La dendrochronologie date la charpente de la cathédrale d'Amiens
Notice
Reportage sur la dendrochronologie, une technique de datation de l'archéologie, a été utilisée pour évaluer la date de la charpente de la toiture et du chœur de la cathédrale d'Amiens. Patrick Hoffsummer, du laboratoire de dendrochronologie de l' université de Liège, explique que cette technique qui utilise et date les cernes de croissance des arbres, a permis de lever un doute sur la date d'origine de la toiture de la cathédrale d'Amiens après l'incendie de la flèche en 1527.
Éclairage
Les archéologues utilisent de multiples disciplines scientifiques, certaines pour dater les objets qu'ils recueillent. Citons par exemple la datation au carbone 14 qui consiste à mesurer ce qu'il reste de radiocarbone naturel à la suite de la désintégration et à en déduire son âge ou la thermoluminescence qui s'applique notamment aux matériaux en céramiques pour lesquels on peut calculer la date précise de la dernière chauffe.
La dendrochronologie est aussi l'une de ces disciplines. Elle s'est développée dans les années 1920 sous l'impulsion d'E. Douglass, un astronome américain. Elle permet de dater des pièces de bois à l'année près en comptant et en analysant la morphologie des anneaux de croissance annuels (ou cernes) des arbres. Ces cernes sont le résultat du cycle de végétation qui commence vers le mois de mars et s'achève vers la fin du mois d'août. L'épaisseur des cernes, qui n'est pas constante, est le reflet des changements climatiques et environnementaux. En prenant des échantillons dans différents sites d'une même région et ayant poussé à des époques différentes mais se recoupant, il est possible de recomposer une séquence sur plusieurs siècles et de créer une chronologie de référence. La comparaison du profil de croissance d'un morceau de bois d'une époque indéterminée avec cette chronologie de référence permet alors sa datation exacte.
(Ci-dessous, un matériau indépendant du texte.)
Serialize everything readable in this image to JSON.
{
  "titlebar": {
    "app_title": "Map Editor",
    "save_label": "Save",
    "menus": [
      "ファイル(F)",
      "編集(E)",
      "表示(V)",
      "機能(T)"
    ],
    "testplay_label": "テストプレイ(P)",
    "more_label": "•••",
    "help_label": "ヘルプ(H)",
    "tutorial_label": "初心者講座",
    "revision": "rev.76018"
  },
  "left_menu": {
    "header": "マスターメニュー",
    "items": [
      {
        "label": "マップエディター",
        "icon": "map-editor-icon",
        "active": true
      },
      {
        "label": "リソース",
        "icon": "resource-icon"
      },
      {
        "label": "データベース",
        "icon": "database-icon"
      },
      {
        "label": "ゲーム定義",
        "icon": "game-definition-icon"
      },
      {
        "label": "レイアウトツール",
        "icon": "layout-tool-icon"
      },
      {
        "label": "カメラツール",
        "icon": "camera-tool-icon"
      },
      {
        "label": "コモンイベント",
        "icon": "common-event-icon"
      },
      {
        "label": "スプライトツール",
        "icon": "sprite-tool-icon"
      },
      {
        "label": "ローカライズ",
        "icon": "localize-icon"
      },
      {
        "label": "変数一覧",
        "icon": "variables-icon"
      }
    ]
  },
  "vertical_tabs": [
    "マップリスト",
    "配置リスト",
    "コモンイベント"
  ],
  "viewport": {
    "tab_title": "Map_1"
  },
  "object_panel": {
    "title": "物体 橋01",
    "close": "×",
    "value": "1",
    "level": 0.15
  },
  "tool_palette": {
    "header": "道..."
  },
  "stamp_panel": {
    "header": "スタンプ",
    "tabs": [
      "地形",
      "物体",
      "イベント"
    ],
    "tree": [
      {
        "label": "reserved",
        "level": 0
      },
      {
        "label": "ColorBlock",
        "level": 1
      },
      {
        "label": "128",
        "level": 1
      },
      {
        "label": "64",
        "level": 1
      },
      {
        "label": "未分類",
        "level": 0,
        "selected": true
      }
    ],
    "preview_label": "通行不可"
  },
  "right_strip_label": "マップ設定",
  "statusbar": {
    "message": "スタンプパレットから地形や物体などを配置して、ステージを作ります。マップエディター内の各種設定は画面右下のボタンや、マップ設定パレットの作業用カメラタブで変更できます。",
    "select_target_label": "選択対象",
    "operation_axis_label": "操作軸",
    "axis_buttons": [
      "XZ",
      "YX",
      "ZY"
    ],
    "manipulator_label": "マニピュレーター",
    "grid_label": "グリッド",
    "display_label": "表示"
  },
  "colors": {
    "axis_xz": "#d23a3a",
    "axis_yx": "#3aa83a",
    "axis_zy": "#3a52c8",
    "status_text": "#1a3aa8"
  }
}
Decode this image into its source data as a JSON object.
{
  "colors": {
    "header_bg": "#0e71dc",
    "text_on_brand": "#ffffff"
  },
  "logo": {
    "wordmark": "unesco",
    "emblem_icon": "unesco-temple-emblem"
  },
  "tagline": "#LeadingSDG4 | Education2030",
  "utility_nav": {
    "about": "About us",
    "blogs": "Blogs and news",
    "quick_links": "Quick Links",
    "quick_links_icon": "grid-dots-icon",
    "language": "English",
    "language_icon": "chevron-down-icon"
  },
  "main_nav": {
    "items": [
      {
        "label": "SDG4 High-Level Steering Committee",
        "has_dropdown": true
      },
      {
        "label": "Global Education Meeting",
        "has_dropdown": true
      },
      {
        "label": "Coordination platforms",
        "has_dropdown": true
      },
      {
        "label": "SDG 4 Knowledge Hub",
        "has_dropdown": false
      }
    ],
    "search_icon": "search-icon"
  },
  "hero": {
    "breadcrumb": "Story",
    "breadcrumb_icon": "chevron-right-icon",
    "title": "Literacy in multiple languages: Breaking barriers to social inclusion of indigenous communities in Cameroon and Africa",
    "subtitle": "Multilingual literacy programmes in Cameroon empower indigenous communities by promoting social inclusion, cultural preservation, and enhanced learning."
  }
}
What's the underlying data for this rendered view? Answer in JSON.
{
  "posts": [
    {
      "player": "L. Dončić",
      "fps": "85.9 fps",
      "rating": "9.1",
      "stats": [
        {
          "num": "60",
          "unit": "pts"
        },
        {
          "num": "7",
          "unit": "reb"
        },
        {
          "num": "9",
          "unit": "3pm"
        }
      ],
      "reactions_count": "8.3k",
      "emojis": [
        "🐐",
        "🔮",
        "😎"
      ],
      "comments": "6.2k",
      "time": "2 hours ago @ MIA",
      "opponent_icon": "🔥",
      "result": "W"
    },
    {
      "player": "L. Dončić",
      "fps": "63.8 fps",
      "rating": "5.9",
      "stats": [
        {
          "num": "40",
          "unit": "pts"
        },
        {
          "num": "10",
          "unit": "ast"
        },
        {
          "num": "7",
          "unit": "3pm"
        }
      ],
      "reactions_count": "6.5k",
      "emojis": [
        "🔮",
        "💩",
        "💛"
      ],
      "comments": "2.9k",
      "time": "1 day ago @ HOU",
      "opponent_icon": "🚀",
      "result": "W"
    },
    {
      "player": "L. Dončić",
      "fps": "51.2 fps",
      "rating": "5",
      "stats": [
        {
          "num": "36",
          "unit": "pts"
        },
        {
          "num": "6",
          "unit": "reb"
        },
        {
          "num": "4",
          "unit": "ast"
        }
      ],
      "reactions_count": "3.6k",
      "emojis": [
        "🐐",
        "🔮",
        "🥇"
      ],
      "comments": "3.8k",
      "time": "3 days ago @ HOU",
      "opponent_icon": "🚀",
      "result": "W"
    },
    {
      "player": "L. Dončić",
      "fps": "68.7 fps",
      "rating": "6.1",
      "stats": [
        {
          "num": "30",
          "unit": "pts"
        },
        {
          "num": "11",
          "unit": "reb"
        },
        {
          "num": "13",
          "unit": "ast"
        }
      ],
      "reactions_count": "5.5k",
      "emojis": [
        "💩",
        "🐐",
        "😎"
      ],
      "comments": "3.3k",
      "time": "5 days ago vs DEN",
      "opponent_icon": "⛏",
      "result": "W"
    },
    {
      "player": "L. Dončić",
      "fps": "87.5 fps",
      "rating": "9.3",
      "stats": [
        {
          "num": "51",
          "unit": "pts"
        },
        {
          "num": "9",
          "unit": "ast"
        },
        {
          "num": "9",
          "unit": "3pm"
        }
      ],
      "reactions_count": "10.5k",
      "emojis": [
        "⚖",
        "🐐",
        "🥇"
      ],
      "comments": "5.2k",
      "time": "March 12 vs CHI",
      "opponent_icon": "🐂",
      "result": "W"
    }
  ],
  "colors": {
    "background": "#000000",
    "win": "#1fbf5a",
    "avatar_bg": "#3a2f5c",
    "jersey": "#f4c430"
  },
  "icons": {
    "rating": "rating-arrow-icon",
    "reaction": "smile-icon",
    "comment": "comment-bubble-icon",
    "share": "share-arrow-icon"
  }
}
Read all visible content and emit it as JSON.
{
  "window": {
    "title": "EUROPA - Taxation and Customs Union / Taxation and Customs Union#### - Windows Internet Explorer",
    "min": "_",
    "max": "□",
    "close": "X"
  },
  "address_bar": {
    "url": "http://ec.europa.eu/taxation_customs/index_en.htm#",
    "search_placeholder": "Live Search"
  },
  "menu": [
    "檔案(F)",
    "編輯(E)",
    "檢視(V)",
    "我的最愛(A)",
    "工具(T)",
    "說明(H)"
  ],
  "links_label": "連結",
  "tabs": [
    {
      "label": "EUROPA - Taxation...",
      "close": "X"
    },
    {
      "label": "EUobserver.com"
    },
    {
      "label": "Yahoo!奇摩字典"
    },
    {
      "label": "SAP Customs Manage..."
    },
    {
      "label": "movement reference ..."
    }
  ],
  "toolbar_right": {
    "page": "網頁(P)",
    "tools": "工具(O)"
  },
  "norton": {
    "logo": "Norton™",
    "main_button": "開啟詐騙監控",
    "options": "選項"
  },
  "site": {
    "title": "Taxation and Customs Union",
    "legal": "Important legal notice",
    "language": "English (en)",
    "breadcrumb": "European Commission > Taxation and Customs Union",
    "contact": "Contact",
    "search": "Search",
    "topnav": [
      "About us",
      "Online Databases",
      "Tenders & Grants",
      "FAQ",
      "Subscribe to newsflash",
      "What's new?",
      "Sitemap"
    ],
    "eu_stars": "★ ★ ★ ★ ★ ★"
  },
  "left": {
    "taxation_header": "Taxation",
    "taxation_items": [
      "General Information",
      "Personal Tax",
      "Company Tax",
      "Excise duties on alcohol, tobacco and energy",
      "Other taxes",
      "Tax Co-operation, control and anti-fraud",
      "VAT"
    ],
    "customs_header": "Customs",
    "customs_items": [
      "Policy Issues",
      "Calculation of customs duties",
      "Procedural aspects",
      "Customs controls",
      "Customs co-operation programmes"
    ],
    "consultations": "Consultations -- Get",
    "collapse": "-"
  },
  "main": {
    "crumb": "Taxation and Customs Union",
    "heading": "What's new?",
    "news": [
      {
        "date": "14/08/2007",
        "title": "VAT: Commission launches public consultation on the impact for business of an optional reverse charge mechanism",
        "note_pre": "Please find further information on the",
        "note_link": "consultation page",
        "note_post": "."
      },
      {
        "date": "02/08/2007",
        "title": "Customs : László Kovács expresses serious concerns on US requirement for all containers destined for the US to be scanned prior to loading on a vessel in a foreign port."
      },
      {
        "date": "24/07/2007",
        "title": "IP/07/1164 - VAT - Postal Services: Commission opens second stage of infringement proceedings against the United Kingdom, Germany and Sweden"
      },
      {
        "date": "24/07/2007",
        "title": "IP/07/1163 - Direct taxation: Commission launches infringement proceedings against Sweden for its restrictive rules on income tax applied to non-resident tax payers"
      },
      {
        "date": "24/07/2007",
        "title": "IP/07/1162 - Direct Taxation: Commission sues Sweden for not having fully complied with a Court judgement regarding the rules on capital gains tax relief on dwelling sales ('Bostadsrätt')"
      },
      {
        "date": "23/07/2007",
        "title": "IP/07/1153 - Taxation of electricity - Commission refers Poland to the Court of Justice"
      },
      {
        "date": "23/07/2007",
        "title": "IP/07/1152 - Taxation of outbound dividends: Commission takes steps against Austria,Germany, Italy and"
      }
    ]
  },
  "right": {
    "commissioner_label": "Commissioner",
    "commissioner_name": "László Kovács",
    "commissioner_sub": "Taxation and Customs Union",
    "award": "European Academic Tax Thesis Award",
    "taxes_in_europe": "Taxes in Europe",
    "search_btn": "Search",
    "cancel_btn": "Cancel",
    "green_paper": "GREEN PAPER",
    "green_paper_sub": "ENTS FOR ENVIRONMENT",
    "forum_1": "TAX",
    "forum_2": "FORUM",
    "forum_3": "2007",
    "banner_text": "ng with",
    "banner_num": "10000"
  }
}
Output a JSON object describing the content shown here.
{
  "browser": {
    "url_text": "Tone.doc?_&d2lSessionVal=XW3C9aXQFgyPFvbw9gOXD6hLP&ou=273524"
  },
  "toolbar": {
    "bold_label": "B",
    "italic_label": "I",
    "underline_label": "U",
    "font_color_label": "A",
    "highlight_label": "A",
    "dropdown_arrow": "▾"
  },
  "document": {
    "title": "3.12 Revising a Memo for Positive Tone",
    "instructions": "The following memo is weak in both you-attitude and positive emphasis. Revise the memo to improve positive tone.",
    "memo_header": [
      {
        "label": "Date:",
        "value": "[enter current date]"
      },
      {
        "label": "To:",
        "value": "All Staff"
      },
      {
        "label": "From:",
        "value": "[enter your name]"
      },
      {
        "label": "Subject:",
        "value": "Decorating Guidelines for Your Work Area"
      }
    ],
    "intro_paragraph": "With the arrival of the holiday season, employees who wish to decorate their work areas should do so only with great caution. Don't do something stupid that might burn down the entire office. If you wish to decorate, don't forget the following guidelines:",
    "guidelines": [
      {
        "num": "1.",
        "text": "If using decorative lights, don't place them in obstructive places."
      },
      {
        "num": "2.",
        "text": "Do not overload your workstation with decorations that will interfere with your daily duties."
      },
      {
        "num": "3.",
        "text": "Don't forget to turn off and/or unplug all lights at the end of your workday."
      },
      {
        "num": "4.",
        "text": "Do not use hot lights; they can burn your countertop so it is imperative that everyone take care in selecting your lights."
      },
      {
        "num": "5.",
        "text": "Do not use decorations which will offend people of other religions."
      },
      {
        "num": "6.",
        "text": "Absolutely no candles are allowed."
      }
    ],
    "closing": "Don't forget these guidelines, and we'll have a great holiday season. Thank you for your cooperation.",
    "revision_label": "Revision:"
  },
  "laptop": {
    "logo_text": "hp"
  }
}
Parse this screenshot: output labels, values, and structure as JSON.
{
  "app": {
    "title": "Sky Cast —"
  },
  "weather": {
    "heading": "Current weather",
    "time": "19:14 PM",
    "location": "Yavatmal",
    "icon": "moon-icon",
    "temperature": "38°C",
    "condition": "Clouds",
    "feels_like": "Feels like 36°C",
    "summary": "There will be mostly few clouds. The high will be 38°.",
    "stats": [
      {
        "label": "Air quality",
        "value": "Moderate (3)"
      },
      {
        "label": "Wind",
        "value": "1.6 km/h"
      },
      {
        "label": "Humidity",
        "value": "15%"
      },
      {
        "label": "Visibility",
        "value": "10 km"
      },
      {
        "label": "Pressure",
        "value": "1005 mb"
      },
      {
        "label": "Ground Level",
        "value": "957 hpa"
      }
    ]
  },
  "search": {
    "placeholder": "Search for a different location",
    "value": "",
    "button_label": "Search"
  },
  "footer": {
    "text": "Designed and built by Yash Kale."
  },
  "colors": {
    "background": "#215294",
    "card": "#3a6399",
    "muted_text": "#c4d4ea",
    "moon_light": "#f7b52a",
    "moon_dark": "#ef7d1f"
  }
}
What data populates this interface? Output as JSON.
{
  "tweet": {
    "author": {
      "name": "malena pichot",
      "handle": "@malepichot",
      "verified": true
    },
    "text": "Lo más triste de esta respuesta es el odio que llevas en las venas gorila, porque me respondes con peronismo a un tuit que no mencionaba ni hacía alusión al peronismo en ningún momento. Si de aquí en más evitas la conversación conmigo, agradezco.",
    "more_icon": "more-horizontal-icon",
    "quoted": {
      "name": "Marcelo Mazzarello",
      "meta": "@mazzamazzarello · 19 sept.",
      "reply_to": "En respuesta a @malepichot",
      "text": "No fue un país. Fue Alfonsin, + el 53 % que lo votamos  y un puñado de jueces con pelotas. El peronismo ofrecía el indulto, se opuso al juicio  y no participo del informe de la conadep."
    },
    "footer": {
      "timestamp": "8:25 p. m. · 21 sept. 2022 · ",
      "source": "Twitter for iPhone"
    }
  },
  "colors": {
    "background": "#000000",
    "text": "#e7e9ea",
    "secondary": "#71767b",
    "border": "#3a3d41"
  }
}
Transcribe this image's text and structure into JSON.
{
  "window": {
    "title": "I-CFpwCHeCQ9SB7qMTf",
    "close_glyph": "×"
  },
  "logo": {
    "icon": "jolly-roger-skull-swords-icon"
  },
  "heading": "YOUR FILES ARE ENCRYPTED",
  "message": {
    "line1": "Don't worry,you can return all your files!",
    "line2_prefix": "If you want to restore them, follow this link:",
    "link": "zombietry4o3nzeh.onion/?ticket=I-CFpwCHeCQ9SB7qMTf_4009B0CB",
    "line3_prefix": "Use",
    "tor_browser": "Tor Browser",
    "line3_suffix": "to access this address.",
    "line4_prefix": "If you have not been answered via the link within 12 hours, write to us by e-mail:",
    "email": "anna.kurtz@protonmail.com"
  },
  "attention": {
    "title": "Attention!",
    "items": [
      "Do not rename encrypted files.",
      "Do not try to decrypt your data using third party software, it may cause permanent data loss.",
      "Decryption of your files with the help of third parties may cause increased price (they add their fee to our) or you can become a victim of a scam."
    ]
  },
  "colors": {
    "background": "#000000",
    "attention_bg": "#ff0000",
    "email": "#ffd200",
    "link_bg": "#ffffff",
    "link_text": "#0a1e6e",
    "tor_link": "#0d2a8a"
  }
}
L'apport de la dendrochronologie dans la datation des bâtiments est considérable, surtout pour les monuments du Moyen Age. Les phases de construction ou de réparations de nombreuses charpentes encore en élévation ont ainsi pu être datées. Les prélèvements conjoints des laboratoires de Liège et de Besançon, effectués en 1993 et 1994, à la cathédrale d'Amiens ont porté sur deux ensembles distincts : les charpentes des parties hautes et les restes des tirants insérés dans le haut des piliers et des murs gouttereaux des collatéraux, du transept et du déambulatoire. 52 échantillons ont été prélevés et 34 ont été intercorrélés, ce qui a permis de construire une séquence synthétique unique appelée "Amiens 21", qui couvre 97 ans. Les datations dendrochronologiques ont permis de corriger la chronologie établir par Viollet-le-Duc qui s'appuyait sur une hypothétique reconstruction de toutes les charpentes après l'incendie de la flèche en 1527. En réalité seule cette dernière a été reconstruite. La construction des charpentes actuelles du chœur, du transept et de la nef, correspond à la dernière étape de la construction de la cathédrale, à la fin du XIIIe et du début du XIVe siècle ont survécu en l'état : de 1284-1285 à 1300-1305.
Bibliographie
G.-N. Lambert. Datation chronologique des charpentes, crédibilité et précision (les tirants et les charpentes de la cathédrale Notre-Dame d'Amiens), dans Les charpentes du Xie au XIXe siècle. Typologie et évolution en France du Nord et en Belgique. Cahiers du Patrimoine, 2002, p. 122-135.